The remaining works – some Latin writing only partly translated into English,2 and the massive Commentary on Hebrews in seven volumes ­have not been reprinted in the sixteen volumes re-issued by the Banner of Truth Trust,3but the Commentary at least ought to be mentioned. An American reprint was available until recent years, and a somewhat drastic abridgement is still on the market, but many libraries must contain the original Goold edition. It is a work of great erudition but balanced by spiritual insight and theological and practical wisdom. A number of lengthy essays preface the whole work, of which those on The Sacerdotal Office of Christ, and the Day of Sacred Rest [both in volume 19] may be singled out as of continuing value.

These, then, are some of the riches of Owen’s works. They contain the fruit of a lifetime’s study of Scripture, and the reader will often find himself thinking that Owen must have weighed up every possible nuance of meaning and application of every verse of the Bible.

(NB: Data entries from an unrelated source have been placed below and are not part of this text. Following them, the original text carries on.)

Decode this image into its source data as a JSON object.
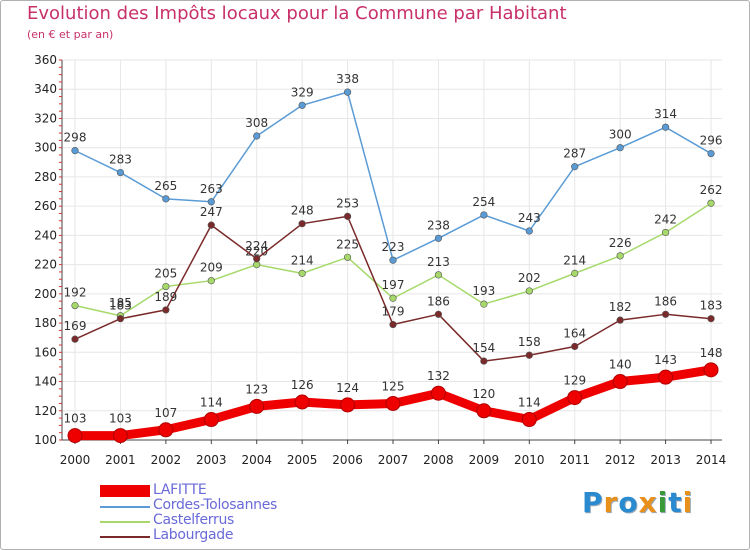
{
  "header": {
    "title": "Evolution des Impôts locaux pour la Commune par Habitant",
    "subtitle": "(en € et par an)"
  },
  "logo": {
    "text": "Proxiti",
    "colors": [
      "#2a8ad0",
      "#e8901a",
      "#2a8ad0",
      "#e8901a",
      "#3a9a3a",
      "#2a8ad0",
      "#e8901a"
    ]
  },
  "chart_data": {
    "type": "line",
    "x": [
      "2000",
      "2001",
      "2002",
      "2003",
      "2004",
      "2005",
      "2006",
      "2007",
      "2008",
      "2009",
      "2010",
      "2011",
      "2012",
      "2013",
      "2014"
    ],
    "ylim": [
      100,
      360
    ],
    "yticks": [
      100,
      120,
      140,
      160,
      180,
      200,
      220,
      240,
      260,
      280,
      300,
      320,
      340,
      360
    ],
    "grid": true,
    "legend_position": "bottom-left",
    "series": [
      {
        "name": "Cordes-Tolosannes",
        "color": "#5a9bd5",
        "values": [
          298,
          283,
          265,
          263,
          308,
          329,
          338,
          223,
          238,
          254,
          243,
          287,
          300,
          314,
          296
        ]
      },
      {
        "name": "Castelferrus",
        "color": "#a6d96a",
        "values": [
          192,
          185,
          205,
          209,
          220,
          214,
          225,
          197,
          213,
          193,
          202,
          214,
          226,
          242,
          262
        ]
      },
      {
        "name": "Labourgade",
        "color": "#7a2a2a",
        "values": [
          169,
          183,
          189,
          247,
          224,
          248,
          253,
          179,
          186,
          154,
          158,
          164,
          182,
          186,
          183
        ]
      },
      {
        "name": "LAFITTE",
        "color": "#ee0000",
        "values": [
          103,
          103,
          107,
          114,
          123,
          126,
          124,
          125,
          132,
          120,
          114,
          129,
          140,
          143,
          148
        ]
      }
    ]
  }
}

As with others, it is in his almost incidental use of a verse or passage that the fruit of long and deep meditation comes to the surface. That can be overwhelming and almost depressing, but it will be an encouragement as well as a rebuke to us as we read.

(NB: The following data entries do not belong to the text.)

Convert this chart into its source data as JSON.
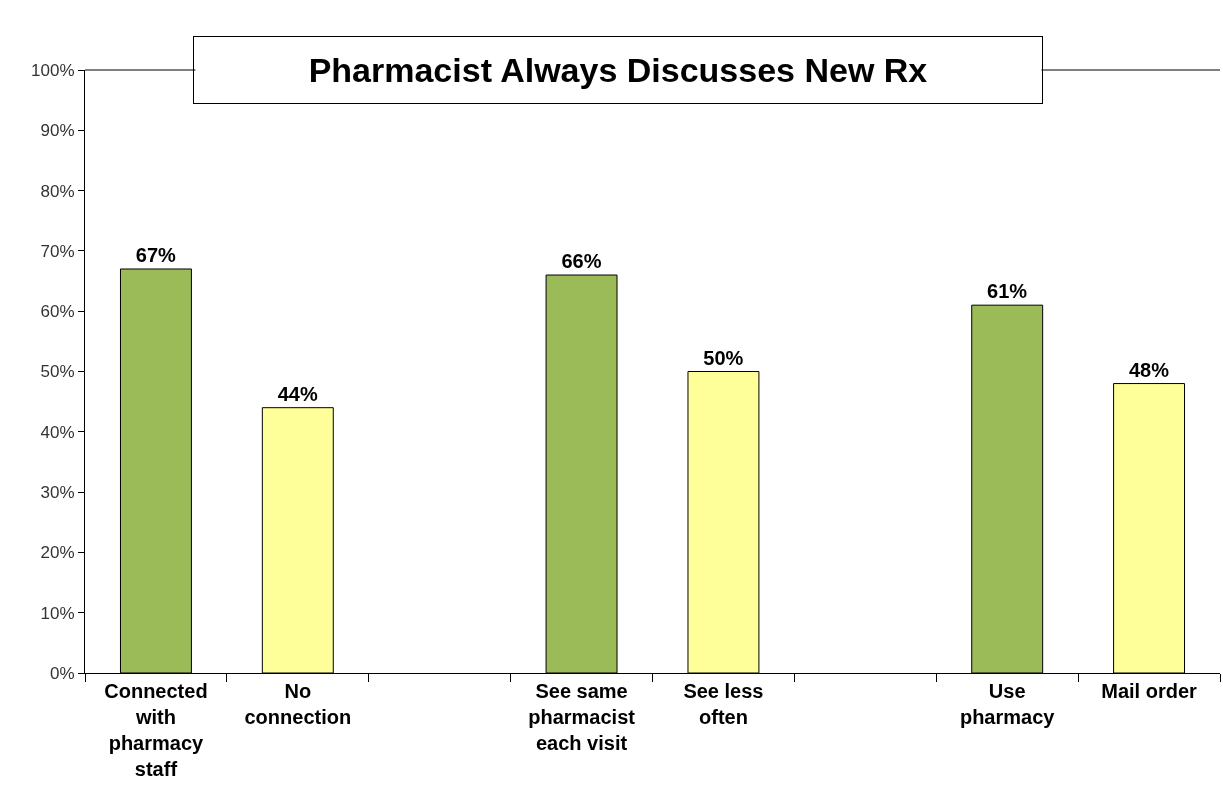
{
  "chart_data": {
    "type": "bar",
    "title": "Pharmacist Always Discusses New Rx",
    "categories": [
      "Connected with pharmacy staff",
      "No connection",
      null,
      "See same pharmacist each visit",
      "See less often",
      null,
      "Use pharmacy",
      "Mail order"
    ],
    "values": [
      67,
      44,
      null,
      66,
      50,
      null,
      61,
      48
    ],
    "colors": [
      "#9bbb59",
      "#ffff99",
      null,
      "#9bbb59",
      "#ffff99",
      null,
      "#9bbb59",
      "#ffff99"
    ],
    "value_labels": [
      "67%",
      "44%",
      null,
      "66%",
      "50%",
      null,
      "61%",
      "48%"
    ],
    "ylim": [
      0,
      100
    ],
    "yticks": [
      {
        "value": 0,
        "label": "0%"
      },
      {
        "value": 10,
        "label": "10%"
      },
      {
        "value": 20,
        "label": "20%"
      },
      {
        "value": 30,
        "label": "30%"
      },
      {
        "value": 40,
        "label": "40%"
      },
      {
        "value": 50,
        "label": "50%"
      },
      {
        "value": 60,
        "label": "60%"
      },
      {
        "value": 70,
        "label": "70%"
      },
      {
        "value": 80,
        "label": "80%"
      },
      {
        "value": 90,
        "label": "90%"
      },
      {
        "value": 100,
        "label": "100%"
      }
    ],
    "legend": false
  }
}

The really important thing, however, is not to read much but to profit much. That is why regular and regulated study is of value, and leads to a developing ability to read, mark, learn, and inwardly digest the great spiritual lessons Owen expounds. To pastors and teachers there will be a certain value in using the whole set of the works as a constant companion and help, as a library of pastoral theology; to others the greatest help may come from the specifically practical or doctrinal volumes. But, as W. H. Goold once wrote, all Owen’s work is marked by the spiritual application of divine truth on human character generally and on the experience of the saints in particular, and it is this experimental dimension in all his teaching that is of universal and permanent value, and brings us nearer to the great goal of his ministry, which was, quite simply, to help his fellow Christians to live according to Scripture.

Notes

  1. Introductory Essay to The Death of Death, p.25.
  2. Vol 24 Owen’s Works has since been translated from the Latin and published by Soli Deo Gloria as Biblical Theology: The History of Theology from Adam to Christ ISBN: 978 1 87761 183 4.
  3. The seven volume Commentary on Hebrews was re-issued by the Trust in 1991.